Мисс Корнелия тоже засмеялась.
— Бывают моменты, Аня, душенька, когда я по вашим глазам вижу, что ваше здравомыслие надето на вас, как платье, а на самом деле вам очень хочется снова совершить какое-нибудь безумство юности. Ну, вы меня ободрили. Почему-то беседа с вами всегда оказывает на меня такое действие. Когда же я захожу к Барбаре Самсон, у меня возникает противоположное ощущение. После разговора с ней мне кажется, что все плохо и всегда так будет. Но, конечно, если всю жизнь живешь с таким мужчиной, как Джо Самсон, трудно не унывать.
— Очень странно, что Барбара вышла за Джо Самсона, после того как ей столько раз представлялась возможность выйти за кого-нибудь другого, — заметила Сюзан. — Многие молодые люди делали ей предложение, когда она была девушкой. Она хвасталась мне, что у нее был двадцать один поклонник, не считая мистера Петика.
— Кто такой мистер Петик?
— Ну, он был вроде как постоянный спутник, миссис докторша, дорогая, но назвать его женихом в полном смысле слова было нельзя. У него не было никаких серьезных намерений. Двадцать один жених… а у меня за всю жизнь ни одного! Но Барбара шла лесом, а палку выбрала самую кривую[22]. Однако говорят, что ее муж печет гораздо лучше, чем она; поэтому она всегда поручает ему печь печенье, когда ждет гостей к чаю.
— И это напоминает мне, что у меня завтра гости к чаю, а потому я должна пойти домой и поставить тесто, — подхватила мисс Корнелия. — Мэри сказала, что может поставить его сама, и я не сомневаюсь, что она может. Но пока я жива и на ногах, я сама ставлю свое тесто, поверьте мне.
— Как поживает Мэри? — поинтересовалась Аня.
— Жаловаться на нее я не могу, — сказала мисс Корнелия довольно мрачно. — Она уже немного поправилась, не такая худая… и опрятная она, и почтительная… но понять ее до конца я не могу. Ужасно скрытная девчонка. Хоть тысячу лет докапываться будете, все равно так и не узнаете, что у нее на уме, поверьте мне! Что же касается работы, за всю мою жизнь не видела никого, кто мог бы сравниться с Мэри.

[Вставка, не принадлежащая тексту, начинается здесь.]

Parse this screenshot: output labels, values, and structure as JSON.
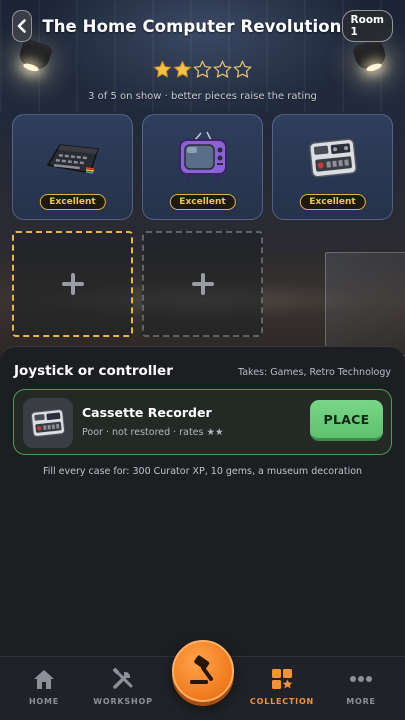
{
  "header": {
    "title": "The Home Computer Revolution",
    "room_badge": "Room 1"
  },
  "rating": {
    "stars_filled": 2,
    "stars_total": 5,
    "caption": "3 of 5 on show · better pieces raise the rating"
  },
  "cases": [
    {
      "item_icon": "home-computer-icon",
      "grade": "Excellent"
    },
    {
      "item_icon": "purple-television-icon",
      "grade": "Excellent"
    },
    {
      "item_icon": "cassette-recorder-icon",
      "grade": "Excellent"
    }
  ],
  "empty_slots": [
    {
      "state": "selected",
      "icon": "plus-icon"
    },
    {
      "state": "empty",
      "icon": "plus-icon"
    }
  ],
  "sheet": {
    "slot_name": "Joystick or controller",
    "takes": "Takes: Games, Retro Technology",
    "item": {
      "name": "Cassette Recorder",
      "meta": "Poor · not restored · rates ★★",
      "icon": "cassette-recorder-icon",
      "place_label": "PLACE"
    },
    "reward_line": "Fill every case for: 300 Curator XP, 10 gems, a museum decoration"
  },
  "nav": {
    "items": [
      {
        "label": "HOME",
        "icon": "house-icon",
        "active": false
      },
      {
        "label": "WORKSHOP",
        "icon": "tools-icon",
        "active": false
      },
      {
        "label": "COLLECTION",
        "icon": "collection-grid-icon",
        "active": true
      },
      {
        "label": "MORE",
        "icon": "more-dots-icon",
        "active": false
      }
    ],
    "center_icon": "auction-gavel-icon"
  },
  "colors": {
    "accent_orange": "#f0923a",
    "grade_gold": "#e2b24a",
    "place_green": "#6fcf7e",
    "case_blue": "#2c3a56"
  }
}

Она на работу просто накидывается. Миссис Уайли, возможно, обращалась с ней жестоко, но зря говорят, будто она заставляла Мэри работать. Мэри — прирожденная труженица. Иногда я задаю себе вопрос, что сносится раньше — ее руки или язык. Мне теперь не хватает дел — не к чему руки приложить. Я буду очень рада, когда начнется учебный год, — тогда у меня опять найдется чем заняться. Мэри не хочет ходить в школу, но я была неумолима и сказала, что она должна учиться. Я не допущу, чтобы методисты говорили, будто я не пускаю ее в школу, чтобы самой наслаждаться праздностью.